The writing and newsletter platform, Substack, has grown in popularity since being founded in 2017. But while it has been gaining attention, it has avoided traditional venture capital investment. This is significant, as venture investments are the go-to resource for many tech startups looking to scale up. Can Substack, however, sustain its growth and success without the influx of capital provided by venture capitalists?
The answer may be yes. The key to Substack’s success has been, in large part, its focus on content creators, also known as “content entrepreneurs”. The platform provides an alternative to selling ad space or venturing into traditional publishing with its generous payouts of 80-85% of reader subscribers’ funds. This allows content creators to earn money directly from their work, enabling them to grow their business independently, with no need for venture capital funds.
Another stream of revenue earners on Substack are the Superwriters. These are people who have made a name for themselves among readers and receive a premium subscription fee. This allows people to continue doing what they love – writing – without having to chase after venture dollars.
It’s also important to note that venture capitalists generally want to be involved in the operations and management of the companies they back. That, however, is not something Substack prides itself on, as the platform encourages and allows content creators to build their own businesses as they see fit.

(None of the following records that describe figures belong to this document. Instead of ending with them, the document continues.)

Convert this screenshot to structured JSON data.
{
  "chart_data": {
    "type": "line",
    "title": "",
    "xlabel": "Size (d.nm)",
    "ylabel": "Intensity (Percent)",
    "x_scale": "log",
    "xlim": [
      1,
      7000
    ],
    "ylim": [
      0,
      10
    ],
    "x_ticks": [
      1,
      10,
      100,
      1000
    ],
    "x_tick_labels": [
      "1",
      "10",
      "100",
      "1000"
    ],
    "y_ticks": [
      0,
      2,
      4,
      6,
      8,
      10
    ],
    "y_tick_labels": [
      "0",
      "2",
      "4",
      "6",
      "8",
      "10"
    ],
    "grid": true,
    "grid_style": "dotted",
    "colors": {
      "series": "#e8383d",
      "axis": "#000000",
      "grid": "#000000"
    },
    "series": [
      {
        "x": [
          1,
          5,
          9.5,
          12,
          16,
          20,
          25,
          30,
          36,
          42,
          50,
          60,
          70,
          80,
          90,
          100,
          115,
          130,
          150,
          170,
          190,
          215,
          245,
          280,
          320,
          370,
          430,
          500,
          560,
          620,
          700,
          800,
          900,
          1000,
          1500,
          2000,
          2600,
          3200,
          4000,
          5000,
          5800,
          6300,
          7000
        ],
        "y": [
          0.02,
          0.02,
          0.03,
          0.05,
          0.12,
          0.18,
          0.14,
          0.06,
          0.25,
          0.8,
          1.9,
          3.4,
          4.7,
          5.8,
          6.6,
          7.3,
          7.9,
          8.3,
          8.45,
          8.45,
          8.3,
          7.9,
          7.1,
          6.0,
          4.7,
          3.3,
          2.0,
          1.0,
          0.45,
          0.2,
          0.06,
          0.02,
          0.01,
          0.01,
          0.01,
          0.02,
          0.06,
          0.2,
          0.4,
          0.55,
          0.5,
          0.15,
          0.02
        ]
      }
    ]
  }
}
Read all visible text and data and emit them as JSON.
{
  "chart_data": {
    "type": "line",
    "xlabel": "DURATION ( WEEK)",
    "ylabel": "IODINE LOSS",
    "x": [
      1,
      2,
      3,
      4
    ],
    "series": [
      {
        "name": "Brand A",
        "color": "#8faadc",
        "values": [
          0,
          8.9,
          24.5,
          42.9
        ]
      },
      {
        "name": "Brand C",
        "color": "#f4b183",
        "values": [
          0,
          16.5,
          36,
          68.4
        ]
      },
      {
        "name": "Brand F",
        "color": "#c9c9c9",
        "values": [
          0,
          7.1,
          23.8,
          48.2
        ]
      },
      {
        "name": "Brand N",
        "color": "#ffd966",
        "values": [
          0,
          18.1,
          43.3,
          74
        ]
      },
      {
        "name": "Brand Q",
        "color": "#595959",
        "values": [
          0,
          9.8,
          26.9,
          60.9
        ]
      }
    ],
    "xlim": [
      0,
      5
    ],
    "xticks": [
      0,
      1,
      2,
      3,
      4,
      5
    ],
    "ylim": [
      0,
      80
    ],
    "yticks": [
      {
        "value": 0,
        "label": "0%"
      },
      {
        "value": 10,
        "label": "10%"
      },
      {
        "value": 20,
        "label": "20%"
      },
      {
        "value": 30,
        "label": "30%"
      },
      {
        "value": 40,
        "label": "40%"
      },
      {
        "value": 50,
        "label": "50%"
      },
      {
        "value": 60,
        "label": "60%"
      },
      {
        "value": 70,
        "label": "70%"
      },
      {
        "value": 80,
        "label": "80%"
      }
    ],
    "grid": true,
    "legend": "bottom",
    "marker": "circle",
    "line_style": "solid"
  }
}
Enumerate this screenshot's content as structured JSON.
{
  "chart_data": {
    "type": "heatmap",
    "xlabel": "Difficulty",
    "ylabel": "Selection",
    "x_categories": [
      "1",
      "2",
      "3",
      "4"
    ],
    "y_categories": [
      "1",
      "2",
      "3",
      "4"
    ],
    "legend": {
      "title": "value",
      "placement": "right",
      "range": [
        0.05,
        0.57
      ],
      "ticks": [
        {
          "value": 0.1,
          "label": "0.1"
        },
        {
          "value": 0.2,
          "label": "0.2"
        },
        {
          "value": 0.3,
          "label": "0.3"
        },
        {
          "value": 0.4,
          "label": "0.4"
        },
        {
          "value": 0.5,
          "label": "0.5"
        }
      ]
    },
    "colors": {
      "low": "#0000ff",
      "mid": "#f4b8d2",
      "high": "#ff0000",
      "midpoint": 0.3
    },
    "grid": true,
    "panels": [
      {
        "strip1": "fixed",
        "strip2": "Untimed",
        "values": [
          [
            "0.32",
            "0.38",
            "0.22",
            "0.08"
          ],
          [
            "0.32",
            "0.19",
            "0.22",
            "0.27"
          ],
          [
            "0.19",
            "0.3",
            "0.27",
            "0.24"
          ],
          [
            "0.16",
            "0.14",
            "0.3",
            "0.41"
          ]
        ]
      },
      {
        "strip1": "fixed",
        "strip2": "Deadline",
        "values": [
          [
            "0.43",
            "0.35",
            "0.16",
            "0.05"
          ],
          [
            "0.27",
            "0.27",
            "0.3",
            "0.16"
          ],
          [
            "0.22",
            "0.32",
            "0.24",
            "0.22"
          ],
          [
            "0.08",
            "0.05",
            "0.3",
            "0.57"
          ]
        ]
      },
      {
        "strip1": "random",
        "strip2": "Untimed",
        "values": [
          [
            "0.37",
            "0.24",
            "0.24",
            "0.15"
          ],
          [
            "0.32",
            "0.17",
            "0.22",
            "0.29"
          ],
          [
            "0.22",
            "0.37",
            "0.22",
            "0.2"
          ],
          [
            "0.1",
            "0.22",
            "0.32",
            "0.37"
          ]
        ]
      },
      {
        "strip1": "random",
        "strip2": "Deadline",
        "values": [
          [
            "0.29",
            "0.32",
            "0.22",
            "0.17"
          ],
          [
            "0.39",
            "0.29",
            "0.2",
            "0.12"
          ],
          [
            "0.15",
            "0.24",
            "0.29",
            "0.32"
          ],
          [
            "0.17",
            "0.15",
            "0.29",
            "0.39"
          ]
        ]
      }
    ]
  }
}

Additionally, Substack has grown because of its mission-driven approach, with an emphasis on connecting independent writers with their audiences, allowing for more intimate and direct relationships. This would likely be compromised if venture capital funds were poured into the platform.
Finally, Substack’s monetization relies on existing capital of its subscribers, not venture capitalists. This means that the company’s growth is not dependent on the investment of external funds, which is a financial benefit.
All of this leads to the conclusion that Substack can very well continue to grow and succeed without venture capital investments. Its focus on content creators, existing capital of subscribers, and mission-driven approach make it a viable business model that could see plenty of success without the traditional sources of venture capital.